Britain’s currency strengthened against all but one of its major peers. The cost of a home increased 0.6 percent from September, when it fell 0.4 percent, the Nationwide Building Society said in an e-mailed statement today.
The economy will stagnate this year and expand 1.4 percent in 2013, the Confederation of British Industry said in a report published in London today. In August, it predicted a 0.3 percent contraction and a 1.3 percent expansion respectively.
Sterling added 0.2 percent to $1.6160, after touching $1.6175, the highest since Oct. 17. It strengthened for a second day against the euro, gaining 0.2 percent to 80.22 pence.
The U.S. currency pared a decline against the euro as economists said as American report today will show manufacturing growth slowed in October. The impact of Hurricane Sandy on U.S. gross domestic product is still being gauged with some estimates that it caused as much as $50 billion of damage.
“The bias is towards a slightly firmer dollar,” said Steven Barrow, head of group-of-10 research at Standard Bank Plc in London. “Growth concerns are first and foremost, more so in the euro zone, and that’s not withstanding we’re trying to work out how much the storm will cost GDP data in the U.S.”
Data today may show manufacturing in the U.S. expanded at a slower pace in October. The Institute for Supply Management’s factory index was little changed at 51 from 51.5 in September, according to the median estimate of 88 economists surveyed by Bloomberg. A reading of 50 is the dividing line between expansion and contraction.
The dollar has risen 0.2 percent in the past month against nine developed-nation currencies tracked by Bloomberg Correlation-Weighted Indexes.
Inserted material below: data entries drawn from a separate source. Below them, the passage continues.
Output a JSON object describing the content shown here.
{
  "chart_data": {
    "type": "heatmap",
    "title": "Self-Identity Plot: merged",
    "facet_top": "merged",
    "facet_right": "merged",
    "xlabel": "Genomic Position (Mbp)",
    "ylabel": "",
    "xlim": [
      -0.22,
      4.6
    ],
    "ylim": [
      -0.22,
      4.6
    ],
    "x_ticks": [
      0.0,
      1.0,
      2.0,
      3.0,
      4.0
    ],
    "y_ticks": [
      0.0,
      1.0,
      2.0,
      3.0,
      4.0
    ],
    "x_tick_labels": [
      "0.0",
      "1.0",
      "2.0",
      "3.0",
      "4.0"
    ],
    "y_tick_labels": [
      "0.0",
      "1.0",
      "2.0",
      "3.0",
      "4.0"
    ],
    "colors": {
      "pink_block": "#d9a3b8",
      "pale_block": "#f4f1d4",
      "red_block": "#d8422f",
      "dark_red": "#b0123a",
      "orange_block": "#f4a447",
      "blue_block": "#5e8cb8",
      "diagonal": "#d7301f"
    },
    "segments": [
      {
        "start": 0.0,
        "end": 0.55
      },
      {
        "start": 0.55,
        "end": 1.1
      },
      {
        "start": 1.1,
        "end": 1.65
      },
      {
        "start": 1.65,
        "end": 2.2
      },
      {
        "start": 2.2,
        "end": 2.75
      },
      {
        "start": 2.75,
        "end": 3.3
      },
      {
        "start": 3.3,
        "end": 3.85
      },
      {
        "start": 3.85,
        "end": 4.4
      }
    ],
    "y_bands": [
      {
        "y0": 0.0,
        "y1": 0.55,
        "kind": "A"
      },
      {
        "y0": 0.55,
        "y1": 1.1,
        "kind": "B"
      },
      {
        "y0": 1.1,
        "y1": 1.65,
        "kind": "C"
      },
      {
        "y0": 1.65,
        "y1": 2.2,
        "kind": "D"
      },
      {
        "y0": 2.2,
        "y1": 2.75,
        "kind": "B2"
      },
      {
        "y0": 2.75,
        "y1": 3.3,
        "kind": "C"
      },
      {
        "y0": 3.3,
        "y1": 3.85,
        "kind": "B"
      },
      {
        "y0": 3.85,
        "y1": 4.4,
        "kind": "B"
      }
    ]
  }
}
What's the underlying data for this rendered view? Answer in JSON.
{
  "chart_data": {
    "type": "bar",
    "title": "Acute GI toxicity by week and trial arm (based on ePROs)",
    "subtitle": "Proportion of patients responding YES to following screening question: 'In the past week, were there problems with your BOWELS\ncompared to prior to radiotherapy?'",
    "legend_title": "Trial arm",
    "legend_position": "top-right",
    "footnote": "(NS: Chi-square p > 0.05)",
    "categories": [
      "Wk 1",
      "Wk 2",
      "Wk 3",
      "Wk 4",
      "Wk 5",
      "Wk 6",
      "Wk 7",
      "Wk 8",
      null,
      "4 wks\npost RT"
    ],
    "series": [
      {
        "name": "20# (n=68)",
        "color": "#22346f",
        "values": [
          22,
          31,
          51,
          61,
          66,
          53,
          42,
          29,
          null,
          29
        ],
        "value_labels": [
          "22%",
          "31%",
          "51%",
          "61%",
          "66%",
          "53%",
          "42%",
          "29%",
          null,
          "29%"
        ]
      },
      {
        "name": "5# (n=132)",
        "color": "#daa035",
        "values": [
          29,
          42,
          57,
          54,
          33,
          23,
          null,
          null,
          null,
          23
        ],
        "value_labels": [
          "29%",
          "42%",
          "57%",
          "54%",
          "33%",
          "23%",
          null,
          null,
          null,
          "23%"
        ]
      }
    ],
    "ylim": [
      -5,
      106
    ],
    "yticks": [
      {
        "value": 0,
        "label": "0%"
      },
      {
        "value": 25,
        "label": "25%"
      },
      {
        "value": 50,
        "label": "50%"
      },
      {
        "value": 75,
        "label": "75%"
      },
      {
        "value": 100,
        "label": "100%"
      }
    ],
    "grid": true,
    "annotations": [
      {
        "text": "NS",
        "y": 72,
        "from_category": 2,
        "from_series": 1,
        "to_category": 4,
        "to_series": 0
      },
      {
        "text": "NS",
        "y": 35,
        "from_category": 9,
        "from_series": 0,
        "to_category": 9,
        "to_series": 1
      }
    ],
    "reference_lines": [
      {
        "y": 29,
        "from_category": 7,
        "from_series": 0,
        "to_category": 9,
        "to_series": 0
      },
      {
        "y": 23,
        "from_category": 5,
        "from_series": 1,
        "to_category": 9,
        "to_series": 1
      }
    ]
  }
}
The yen posted the biggest drop in the period, falling 2.6 percent, and the euro gained 0.9 percent.
The Dollar Index, which IntercontinentalExchange Inc. uses to track the greenback against the currencies of six U.S. trading partners, rose less than 0.1 percent to 79.951.
The JPMorgan G7 Volatility Index, calculated based on premiums on currency options, was at 7.53 percent after touching 7.46 percent yesterday, the lowest since October 2007.